Vender la estatuilla a la iglesia sin duda daría lo suficiente para comprar más medicinas. De hecho, si la dedicaban a la iglesia, podrían solicitar el uso de un <Milagro> en su lugar. Los poderes curativos de la Diosa de la Cosecha no eran tan potentes como los de la Diosa de la Noche, que presidía la curación, pero eran más que suficientes para curar alguna que otra enfermedad.

—Eres increíble, —repitió el padre—. Realmente eres… Realmente eres el hermano de Elisa.

—¿Su hermano? —se hizo eco el hijo.

—Sí, eres un hermano maravilloso… De verdad. —Johannes levantó a su hijo que asentía para llevarlo al dormitorio de los niños. Erich no había podido descansar bien en los últimos días trabajando a la luz de la luna como lo había hecho. Además, había estado ayudando en las tareas domésticas, por lo que el cansancio se le pegaba ahora como una ropa mojada que arrastraba allá donde iba—. Es hora de irse a la cama. Déjame el resto a mí.

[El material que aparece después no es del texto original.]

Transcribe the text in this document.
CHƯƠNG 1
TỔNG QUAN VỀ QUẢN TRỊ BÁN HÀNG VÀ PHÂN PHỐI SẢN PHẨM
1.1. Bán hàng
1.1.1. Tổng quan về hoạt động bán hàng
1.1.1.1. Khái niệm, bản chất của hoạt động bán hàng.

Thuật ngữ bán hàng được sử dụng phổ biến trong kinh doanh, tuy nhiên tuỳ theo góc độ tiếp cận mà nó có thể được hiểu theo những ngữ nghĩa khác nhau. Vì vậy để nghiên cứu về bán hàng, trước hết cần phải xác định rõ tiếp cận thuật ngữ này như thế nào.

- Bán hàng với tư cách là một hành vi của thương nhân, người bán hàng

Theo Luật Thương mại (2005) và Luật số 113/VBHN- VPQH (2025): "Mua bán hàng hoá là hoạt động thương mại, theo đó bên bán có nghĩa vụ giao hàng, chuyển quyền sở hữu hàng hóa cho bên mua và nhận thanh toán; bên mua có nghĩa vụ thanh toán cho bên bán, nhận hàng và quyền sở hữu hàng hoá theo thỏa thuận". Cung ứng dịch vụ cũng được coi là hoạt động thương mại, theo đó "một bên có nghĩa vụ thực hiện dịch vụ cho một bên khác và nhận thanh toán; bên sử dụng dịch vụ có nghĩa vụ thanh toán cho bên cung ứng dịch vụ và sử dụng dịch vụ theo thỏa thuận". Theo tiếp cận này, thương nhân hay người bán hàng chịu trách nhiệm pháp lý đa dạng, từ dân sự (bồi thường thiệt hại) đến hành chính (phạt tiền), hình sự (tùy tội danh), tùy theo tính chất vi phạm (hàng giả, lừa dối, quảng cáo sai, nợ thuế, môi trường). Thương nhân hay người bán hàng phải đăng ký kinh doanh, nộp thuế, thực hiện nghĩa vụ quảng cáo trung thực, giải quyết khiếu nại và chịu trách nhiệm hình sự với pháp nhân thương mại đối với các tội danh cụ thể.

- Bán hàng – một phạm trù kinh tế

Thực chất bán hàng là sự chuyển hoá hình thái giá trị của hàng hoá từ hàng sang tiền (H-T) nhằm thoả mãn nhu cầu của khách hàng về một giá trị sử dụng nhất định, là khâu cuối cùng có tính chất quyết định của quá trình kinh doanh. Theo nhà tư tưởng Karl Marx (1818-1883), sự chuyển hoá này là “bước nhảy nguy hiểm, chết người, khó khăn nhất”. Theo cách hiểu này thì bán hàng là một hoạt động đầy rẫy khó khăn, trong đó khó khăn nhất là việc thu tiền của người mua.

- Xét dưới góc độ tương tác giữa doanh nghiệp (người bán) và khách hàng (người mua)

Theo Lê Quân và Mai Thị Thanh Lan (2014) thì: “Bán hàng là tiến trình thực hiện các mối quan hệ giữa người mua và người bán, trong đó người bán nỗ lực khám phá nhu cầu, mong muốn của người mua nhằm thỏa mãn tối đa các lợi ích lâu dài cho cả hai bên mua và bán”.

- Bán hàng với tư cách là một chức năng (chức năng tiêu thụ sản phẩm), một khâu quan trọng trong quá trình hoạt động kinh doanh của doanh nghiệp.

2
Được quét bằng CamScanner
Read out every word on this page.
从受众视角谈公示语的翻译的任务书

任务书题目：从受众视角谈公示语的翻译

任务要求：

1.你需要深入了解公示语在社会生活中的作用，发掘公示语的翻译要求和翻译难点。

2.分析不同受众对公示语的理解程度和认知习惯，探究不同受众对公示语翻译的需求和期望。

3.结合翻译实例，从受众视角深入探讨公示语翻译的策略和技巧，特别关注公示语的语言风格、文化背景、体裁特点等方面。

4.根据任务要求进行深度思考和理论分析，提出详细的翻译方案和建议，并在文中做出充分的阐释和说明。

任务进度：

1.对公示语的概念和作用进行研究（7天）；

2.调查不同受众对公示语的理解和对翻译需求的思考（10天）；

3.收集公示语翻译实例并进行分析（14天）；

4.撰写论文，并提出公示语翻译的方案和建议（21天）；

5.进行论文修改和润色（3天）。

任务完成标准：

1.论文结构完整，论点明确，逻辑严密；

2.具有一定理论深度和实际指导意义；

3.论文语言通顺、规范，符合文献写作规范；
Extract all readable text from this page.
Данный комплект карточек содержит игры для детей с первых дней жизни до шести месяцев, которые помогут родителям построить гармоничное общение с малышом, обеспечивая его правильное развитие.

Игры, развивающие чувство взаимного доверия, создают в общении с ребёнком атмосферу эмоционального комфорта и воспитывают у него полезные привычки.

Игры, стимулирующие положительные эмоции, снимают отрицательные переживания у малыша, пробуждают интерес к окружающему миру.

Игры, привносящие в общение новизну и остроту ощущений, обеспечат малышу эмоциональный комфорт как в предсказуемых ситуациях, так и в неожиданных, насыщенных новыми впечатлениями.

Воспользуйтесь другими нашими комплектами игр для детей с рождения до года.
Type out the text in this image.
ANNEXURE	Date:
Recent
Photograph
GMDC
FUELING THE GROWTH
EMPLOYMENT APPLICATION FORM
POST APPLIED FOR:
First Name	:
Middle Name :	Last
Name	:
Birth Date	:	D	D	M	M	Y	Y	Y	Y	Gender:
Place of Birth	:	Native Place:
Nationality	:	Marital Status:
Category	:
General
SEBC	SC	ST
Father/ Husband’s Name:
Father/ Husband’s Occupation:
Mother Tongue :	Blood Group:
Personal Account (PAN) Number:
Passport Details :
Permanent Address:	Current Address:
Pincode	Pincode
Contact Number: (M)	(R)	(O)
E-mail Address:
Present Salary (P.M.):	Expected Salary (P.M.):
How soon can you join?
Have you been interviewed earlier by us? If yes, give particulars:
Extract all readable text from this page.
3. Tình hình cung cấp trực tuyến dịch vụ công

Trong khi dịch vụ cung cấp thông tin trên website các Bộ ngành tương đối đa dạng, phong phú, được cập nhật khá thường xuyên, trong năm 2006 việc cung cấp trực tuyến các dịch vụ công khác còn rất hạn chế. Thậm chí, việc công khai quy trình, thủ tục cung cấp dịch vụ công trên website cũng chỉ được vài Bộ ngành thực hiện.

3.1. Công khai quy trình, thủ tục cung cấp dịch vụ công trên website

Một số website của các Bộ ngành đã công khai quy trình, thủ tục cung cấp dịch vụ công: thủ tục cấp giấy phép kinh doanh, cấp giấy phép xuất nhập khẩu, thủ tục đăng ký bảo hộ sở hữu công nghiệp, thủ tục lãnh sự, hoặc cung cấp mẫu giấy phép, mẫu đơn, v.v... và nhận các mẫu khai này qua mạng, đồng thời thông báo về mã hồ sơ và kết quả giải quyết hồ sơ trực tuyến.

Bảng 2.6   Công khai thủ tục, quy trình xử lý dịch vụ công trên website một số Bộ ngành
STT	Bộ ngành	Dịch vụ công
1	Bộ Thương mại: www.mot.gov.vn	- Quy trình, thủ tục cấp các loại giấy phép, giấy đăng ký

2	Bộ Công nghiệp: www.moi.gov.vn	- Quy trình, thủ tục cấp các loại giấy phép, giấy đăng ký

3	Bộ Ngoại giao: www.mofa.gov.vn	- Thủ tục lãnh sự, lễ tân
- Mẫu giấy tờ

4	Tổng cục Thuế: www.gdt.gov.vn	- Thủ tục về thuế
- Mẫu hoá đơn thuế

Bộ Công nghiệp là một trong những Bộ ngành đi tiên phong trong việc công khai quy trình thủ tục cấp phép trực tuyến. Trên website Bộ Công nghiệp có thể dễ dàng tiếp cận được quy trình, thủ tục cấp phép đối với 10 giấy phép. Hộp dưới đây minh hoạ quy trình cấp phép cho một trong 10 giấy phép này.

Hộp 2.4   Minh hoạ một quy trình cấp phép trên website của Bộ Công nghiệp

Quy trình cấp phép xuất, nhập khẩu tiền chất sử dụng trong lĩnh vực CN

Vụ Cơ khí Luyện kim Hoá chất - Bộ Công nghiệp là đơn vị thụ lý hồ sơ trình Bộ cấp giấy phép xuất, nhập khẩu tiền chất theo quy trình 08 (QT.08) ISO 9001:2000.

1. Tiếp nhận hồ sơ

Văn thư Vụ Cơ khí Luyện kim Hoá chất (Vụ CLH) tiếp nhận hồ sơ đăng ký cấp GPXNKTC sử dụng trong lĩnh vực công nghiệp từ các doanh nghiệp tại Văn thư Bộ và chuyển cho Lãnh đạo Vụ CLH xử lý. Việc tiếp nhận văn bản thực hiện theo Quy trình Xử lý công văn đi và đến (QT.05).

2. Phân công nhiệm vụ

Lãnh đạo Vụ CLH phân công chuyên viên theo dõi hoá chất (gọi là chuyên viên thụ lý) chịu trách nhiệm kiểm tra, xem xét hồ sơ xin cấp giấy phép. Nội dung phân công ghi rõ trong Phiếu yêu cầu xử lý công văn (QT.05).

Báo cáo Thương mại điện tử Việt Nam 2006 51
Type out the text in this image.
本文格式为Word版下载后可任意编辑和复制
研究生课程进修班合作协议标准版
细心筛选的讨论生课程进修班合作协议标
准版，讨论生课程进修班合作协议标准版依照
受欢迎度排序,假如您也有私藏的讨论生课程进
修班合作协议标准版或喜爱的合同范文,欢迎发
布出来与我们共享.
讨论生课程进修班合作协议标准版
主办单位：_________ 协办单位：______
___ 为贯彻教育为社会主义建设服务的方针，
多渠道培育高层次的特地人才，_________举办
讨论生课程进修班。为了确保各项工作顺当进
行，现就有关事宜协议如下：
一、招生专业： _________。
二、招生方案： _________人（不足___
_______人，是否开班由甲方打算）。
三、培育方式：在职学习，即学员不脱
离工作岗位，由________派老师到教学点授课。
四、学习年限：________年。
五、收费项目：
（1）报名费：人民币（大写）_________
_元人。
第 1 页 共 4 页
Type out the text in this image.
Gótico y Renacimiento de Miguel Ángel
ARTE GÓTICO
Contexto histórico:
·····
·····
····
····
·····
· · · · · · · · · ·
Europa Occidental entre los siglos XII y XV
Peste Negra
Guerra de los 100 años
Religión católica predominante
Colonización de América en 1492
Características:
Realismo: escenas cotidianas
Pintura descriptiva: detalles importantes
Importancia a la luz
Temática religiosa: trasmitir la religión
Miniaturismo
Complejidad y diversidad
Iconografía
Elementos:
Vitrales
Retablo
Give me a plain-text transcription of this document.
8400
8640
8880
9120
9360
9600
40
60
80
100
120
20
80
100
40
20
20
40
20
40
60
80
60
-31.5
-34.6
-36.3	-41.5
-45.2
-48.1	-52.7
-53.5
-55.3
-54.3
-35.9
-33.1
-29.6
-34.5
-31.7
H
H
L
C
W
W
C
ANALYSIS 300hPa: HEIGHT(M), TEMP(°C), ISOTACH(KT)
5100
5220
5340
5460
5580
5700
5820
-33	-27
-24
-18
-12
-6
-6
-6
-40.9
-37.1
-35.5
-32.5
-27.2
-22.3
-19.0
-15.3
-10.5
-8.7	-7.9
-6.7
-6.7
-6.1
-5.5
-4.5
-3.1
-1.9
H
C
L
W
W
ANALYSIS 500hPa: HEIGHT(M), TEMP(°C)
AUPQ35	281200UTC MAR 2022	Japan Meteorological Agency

—Sí… Bien… mm… —se interrumpió el niño.

Llevando a su hijo dormido en brazos, Johannes dejó escapar un enorme suspiro. Voy a ir a la iglesia en cuanto la gente empiece a levantarse por la mañana. El hijo lo había dado todo, ahora el padre tenía que devolvérselo con la misma moneda.

Johannes ignoró su propio cansancio y juró a la luna helada al otro lado de la ventana que lo conseguiría. La luna estaba llena esta noche. En el panteón Rhiniano, el perfecto círculo resplandeciente en el cielo representaba la manifestación de una mitad de los dos dioses paternos: la Diosa de la Noche, que presidía la maternidad y la divinidad.

Con la Diosa Madre y sus asistentes siderales como testigos, Johannes dejó descansar suavemente a su trabajador hijo y regresó en silencio al lado de su hija.

 

[Consejos] Los milagros son actos de la divinidad que provocan realidades que, de otro modo, se considerarían insondables. La voluntad de los dioses inclina la realidad hacia la «verdad» y, para ello, puede deformar las leyes de la física y la naturaleza.

Quienes tienen el poder de provocar milagros lo hacen con una gravedad considerable, independientemente de su fe. Los milagros siguen siendo milagros precisamente porque no ocurren casualmente.




[1] Ojos de serpiente se refiere a una tirada en la que ambos dados muestran un uno. Esta tirada es llamada así porque los dos unos parecen los ojos de una serpiente.

[2] Vagones se refiere a una tirada en la que ambos dados muestran un seis. Esta tirada es llamada así porque los dos seis parecen la forma de un carro de ferrocarril.

[3] Acre de tierra es una medida de superficie utilizada en algunos países, principalmente en los Estados Unidos, para medir la extensión de terreno. Un acre equivale a aproximadamente 4.046,86 metros cuadrados o 0,404686 hectáreas.